Greetings from Dublin –
Thanks for all the notes about our food poisoning… on the mend; eating normally now and looking forward to dinner.
Following breakfast (actually was able to eat it), we headed for a walk through town – but naturally made the opposite turn on the quay from where we were headed…. And decided rather than turning around to just head in that direction, stopping often for Mike and Richard to “test out various benches” along the way. The tree-lined quays are also lined with benches, making walking very easy and pleasant. Eventually, Elizabeth and I left Mike and Richard in the lovely Merrion Square near the lake. It’s the Georgian section of town, surrounded by stately Georgian homes (once residential, now many used as offices.
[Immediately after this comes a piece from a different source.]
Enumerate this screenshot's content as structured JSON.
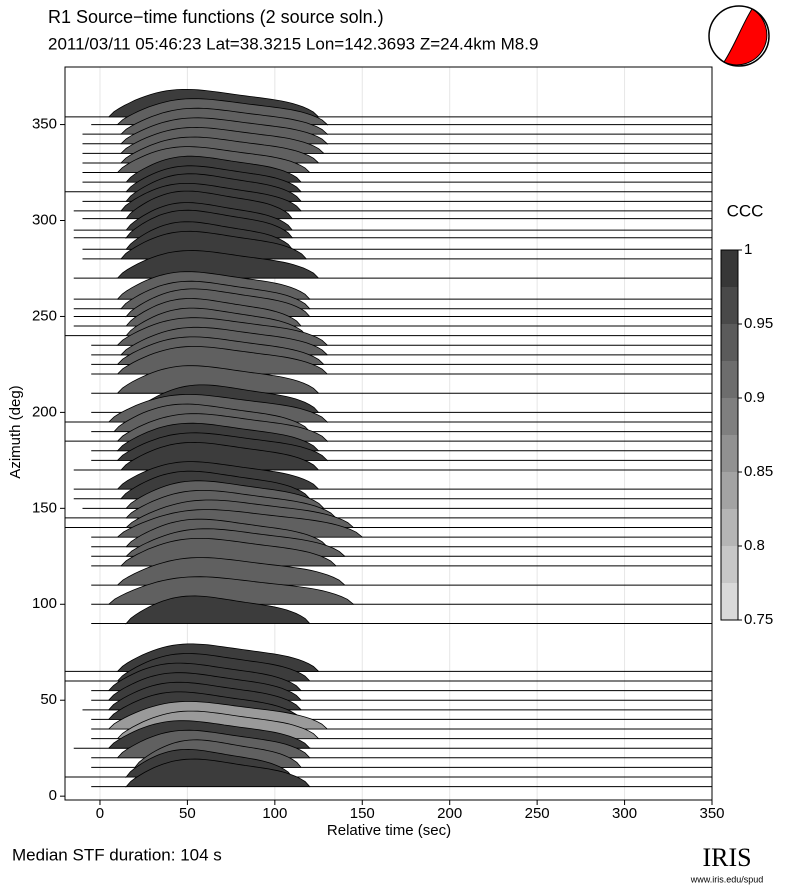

Then we headed through the town – through the walking streets, stopping at several shops (Elizabeth bought a really beautiful woolen blanket throw), through Trinity College campus (quite lovely – and clearly the start of school, with students touring the campus and settling in), meandering through the Temple Bar neighborhood on the other side of the Liffy, over pedestrian bridges that literally line the canals, and stopping briefly at the Liebeskind-designed theater (overdone and very self-conscious). Elizabeth’s comment:” I’d much rather be looking at the canal with my back to the building.” After that we strolled past the famine statues, and over the Calatrava bridge heading full circle back to the hotel – a 7.5 mile walk in all… and met up with the guys who were having Irish whiskeys in the outdoor bar area of the hotel.




Tonight we went for dinner to the Temple Bar neighborhood – clearly a hangout for college students with Trinity College close by… But there’s a full range of restaurants in the area. We had reservations at Boxty.. good thing because the wait for a table was more than an hour. We were joined by a friend from Tacoma and her son who is starting graduate school at University College Dublin next week. The Temple Bar neighborhood was the location of the first performance of Handel’s Messiah in 1742 and apparently an annual performance is held on the street.
In the 18th century this area was the major prostitution center. Later, the area declined in popularity and then suffered from urban decay with many buildings falling into disrepair. About 40 years ago there was a proposal to construct a bus terminal, but while that project was in the planning stages, many buildings were leased out at low rents and then small shops, artists, and galleries popped up. The protests led to the cancelation of the bus terminal project and an NGO was set up to oversee renovation of the area as a cultural quarter.





According to Richard and Elizabeth, who visited Dublin in the 1980s, Dublin is a totally changed place – in the 80s there were virtually no restaurants, very few ways to cross the canals, and poverty evident everywhere. Indeed. it’s a very different city today.